Retired colonel fights Library of Congress over firing

Retired Air Force Col. Morris Davis figured he was eminently qualified to write about the Obama administration’s struggles over how to try terrorism suspects.

After all, Davis served from 2005 to 2007 as the U.S. military’s chief prosecutor at the U.S. prison at Guantanamo Bay, Cuba, home to some detainees whose prosecution is a subject of heated national debate.

But after Davis wrote two opinion pieces harshly criticizing the administration’s detainee policies last year, he was abruptly fired by the Library of Congress. He lost his post as a senior specialist for the Congressional Research Service, a library agency that provides policy analysis for the House and Senate.

A year later, Davis is fighting to get his job back. In a lawsuit against the library filed in January, he claims he was wrongly fired for exercising his right to free speech. Supporters as diverse as the left-leaning New York Times editorial page and conservative Sen. Lindsey Graham (R-S.C.) have backed him.

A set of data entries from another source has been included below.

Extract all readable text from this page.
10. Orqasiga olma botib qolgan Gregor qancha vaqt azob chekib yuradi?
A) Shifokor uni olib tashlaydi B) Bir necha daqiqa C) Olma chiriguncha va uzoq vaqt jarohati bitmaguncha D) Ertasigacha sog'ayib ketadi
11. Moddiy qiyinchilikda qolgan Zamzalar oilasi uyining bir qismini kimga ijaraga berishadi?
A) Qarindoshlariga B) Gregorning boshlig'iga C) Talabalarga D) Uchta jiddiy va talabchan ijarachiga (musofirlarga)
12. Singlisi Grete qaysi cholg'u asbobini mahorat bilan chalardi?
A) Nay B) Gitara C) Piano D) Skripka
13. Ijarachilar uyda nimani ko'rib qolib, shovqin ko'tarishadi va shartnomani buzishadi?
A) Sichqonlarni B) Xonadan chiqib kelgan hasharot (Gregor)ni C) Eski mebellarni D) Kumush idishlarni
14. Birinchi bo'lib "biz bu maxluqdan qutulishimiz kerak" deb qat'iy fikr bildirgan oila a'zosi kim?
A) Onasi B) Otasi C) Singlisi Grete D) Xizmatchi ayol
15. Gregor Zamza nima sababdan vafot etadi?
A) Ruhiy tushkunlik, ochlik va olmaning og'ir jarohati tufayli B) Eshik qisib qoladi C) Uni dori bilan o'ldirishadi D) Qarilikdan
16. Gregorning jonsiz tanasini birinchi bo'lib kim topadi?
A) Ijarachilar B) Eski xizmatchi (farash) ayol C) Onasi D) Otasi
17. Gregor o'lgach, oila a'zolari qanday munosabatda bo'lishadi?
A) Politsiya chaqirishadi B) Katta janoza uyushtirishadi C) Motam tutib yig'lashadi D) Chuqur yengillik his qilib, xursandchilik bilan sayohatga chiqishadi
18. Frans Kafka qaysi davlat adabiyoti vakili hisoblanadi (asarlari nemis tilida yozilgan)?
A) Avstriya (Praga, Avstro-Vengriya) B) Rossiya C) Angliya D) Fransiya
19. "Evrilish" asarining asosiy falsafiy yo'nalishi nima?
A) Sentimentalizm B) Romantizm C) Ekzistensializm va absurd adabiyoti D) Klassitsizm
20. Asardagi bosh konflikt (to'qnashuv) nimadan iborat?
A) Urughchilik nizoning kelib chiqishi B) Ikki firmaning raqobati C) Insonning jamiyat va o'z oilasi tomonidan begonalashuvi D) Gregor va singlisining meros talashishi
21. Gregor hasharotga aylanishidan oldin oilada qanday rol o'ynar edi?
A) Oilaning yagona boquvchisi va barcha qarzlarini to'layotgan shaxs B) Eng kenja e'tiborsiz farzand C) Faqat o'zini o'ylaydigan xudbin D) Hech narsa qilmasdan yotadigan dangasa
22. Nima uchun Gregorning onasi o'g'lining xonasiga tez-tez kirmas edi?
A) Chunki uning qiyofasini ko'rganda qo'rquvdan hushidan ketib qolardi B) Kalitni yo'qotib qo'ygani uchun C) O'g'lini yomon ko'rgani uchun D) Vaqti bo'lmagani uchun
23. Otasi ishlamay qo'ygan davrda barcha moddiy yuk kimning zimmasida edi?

The case raises the issue of free speech by government employees and, specifically, to what extent the Library of Congress may curb the speech of employees who provide analysis to members of Congress.

The library contends that because Congress relies on research service employees to produce objective assessments, partisan public comments by employees undermine their credibility.

Noting that the library is housed in the James Madison Memorial Building, Davis said, “The right of free speech was expressly written by James Madison, and I think he’d be shocked to find it doesn’t apply in his building.”

A spokesman for the agency declined to comment because the case is in litigation. The library has said it fired Davis because he “showed poor judgment and discretion” in violating a policy that governs outside speaking and writing by Congressional Research Service employees.

“CRS staff members must avoid conduct that would undermine the appearance of objectivity and nonpartisanship,” an agency lawyer wrote to the American Civil Liberties Union.

But Davis says the policy applies only to comments about an employee’s assigned area of expertise. The American Civil Liberties Union, which represents Davis, argues that employees have the right to speak freely on any topic.

Davis was an assistant director in the Foreign Affairs, Defense and Trade Division of the research service. He said the job had nothing to do with the subject of his articles: whether to try detainees before military commissions or in federal court.

“The public should not be denied a chance to hear from him just because he is a public employee,” said Aden Fine, an ACLU attorney.


Davis said he wrote the commentaries on his home computer and on his own time in November 2009. The pieces — an op-ed in the Wall Street Journal and a letter to the Washington Post — did not mention his job at the research service.

Davis, who is now director of the Crimes of War Project in Washington, resigned as the military’s chief prosecutor at Guantanamo Bay in 2007, saying prosecutors’ decisions were poisoned by politics.

At least twice before he wrote the pieces, Davis said, he received the research service’s permission to give speeches in which he delivered the same scathing critiques as in his writings. One speech, in Kansas City, was made two days before his articles were published, he said.

The day before the articles appeared, Davis said, his boss, research service Director Daniel Mulhollan, told him he was pleased with his job performance. The next day, Davis received what the ACLU called a “threatening and hostile” e-mail from Mulhollan, who was furious over the articles.


Eight days later, Davis said, Mulhollan called him and told him he was fired.

In a memo admonishing Davis, Mulhollan pointed out that Davis had reprimanded a research service employee for violating policy on media contacts. He cited a memo Davis wrote in which “you helped craft language that told this individual that while he did not ‘forfeit 1st Amendment rights as a CRS employee,’ ” he could not undermine CRS’ “high professional standards for objectivity.”

Davis said his memo referred to comments an employee had made about his assigned area of expertise.

Mulhollan wrote that the standards for “objectivity, nonpartisanship and non-advocacy” apply to all outside writings and comments, regardless of topic.


“I seriously question whether Congress understands that the assistant director for Foreign Affairs, Defense and Trade has little to do with military commissions,” Mulhollan wrote.

Davis pointed out that James H. Billington, the librarian of Congress and a Russia scholar, was paid to host a PBS series, “The Face of Russia,” in which he expressed his views on Russia, his area of expertise.

In a letter to Billington in December, Graham cited Davis’ “experienced and valuable perspective” on military commissions and said his articles were “worthy of publication.” Graham served in the Air Force with Davis, a 25-year veteran who retired in 2008.

The same week, a New York Times editorial urged the agency to reinstate Davis, saying, “Government employees do not forfeit their right to comment on public interest.”


The service’s hiring practices also came under scrutiny in 2008, when a federal judge ruled that it had violated sex discrimination laws. The agency had withdrawn a job offer to Col. David J. Schroer, a retired special operations officer, after he said he intended to have a sex change operation and become Diane Schroer.

Davis’ lawsuit is working its way through the federal courts.